Naim Qaaaem
Naim QaaaemHizbullah Website

Hizbullah rejected billions of aid dollars offered to the party in exchange for disarming, the movement's deputy secretary-general said Monday.

"Billions of dollars have been offered to us to rebuild the deprived south Lebanon and in return to surrender our arms and stop the work of the resistance," Naim Qassem said Monday.

"But we told them we're not in need [of their money] and the resistance will go on regardless of the consequences,” he added.

Qassem also said that the price the people pays for Hizbullah's resistance is less than the cost of 'Israeli occupation.'

“Israel has at different times initiated aggression against Lebanon and if we compare the cost of occupation and aggression with the results of liberation and independence, we would find that we have regained our land and freedom with liberation, making the cost of occupation higher than the cost of liberation,” Qassem said.

Lawmakers of the March 14 coalition, led by former prime minister Saad Hariri, have repeatedly called for Hizbullah to surrender its arms to the Lebanese state describing the movement's independent paramilitary capacity as illegitimate.

Hizbullah and its allies in the March 8 alliance, however, claim the “people, army, resistance” formula is the only way to defend the country. Qassem also described the resistance as way to achieve 'liberation.'

“If it wasn't for the July war, Israel would be regularly assassinating people, entering villages and arresting a great number of people and it would be preparing for naturalization and the political solution that suits it best … but the resistance has deterred Israel and it has brought victory and liberation in 2000 and created a real, tough deterrence in the face of the Israeli project,” Qassem said.

"[The] successful resistance in 2006 proved [Hizbullah's] necessity," Qassem argued.

Opposition leaders, however, note it was Hizbullah's actions - violating the Israel-Lebanon border to kidnap Israeli soldiers - that sparked the 2006 war in the first place.

Qassem also responded to allegations from rival political leaders who have accused Hizbullah of using their weapons internally against Lebanese citizens and as a tool of political pressure.

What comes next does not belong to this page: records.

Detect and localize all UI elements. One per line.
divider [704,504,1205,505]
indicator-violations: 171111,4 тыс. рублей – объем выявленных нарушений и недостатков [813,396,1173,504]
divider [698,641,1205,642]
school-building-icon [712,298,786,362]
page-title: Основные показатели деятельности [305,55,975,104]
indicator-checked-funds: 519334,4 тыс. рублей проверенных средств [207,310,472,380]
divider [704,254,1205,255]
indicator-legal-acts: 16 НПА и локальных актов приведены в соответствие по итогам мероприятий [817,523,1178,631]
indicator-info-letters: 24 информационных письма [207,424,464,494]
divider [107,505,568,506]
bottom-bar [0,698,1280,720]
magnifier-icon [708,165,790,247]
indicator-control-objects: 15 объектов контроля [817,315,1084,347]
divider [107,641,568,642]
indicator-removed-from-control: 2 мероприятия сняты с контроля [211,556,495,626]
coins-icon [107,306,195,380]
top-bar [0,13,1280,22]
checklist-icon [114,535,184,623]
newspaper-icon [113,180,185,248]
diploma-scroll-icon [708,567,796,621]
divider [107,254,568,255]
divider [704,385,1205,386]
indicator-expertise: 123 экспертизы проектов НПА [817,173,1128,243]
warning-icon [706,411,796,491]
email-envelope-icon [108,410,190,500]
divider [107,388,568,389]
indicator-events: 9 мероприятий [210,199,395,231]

“We have created a balance between the resistance and our work in internal politics. We consider that the resistance's arms are directed at Israel and that internally we work according to an organized mechanism … Therefore, the theory that the resistance uses its arsenal as a pressure tactic has been refuted by the resistance and Hezbollah’s performance which are harmonious with respecting constitutional institutions and the rule of the Lebanese system.”

The UN-backed Special Tribunal for Lebanon has indicted four Hizbullah members for the 14 February 2005 assassination of Lebanese prime minister Rafiq Hariri citing "political motivations" on Hizbullah's part.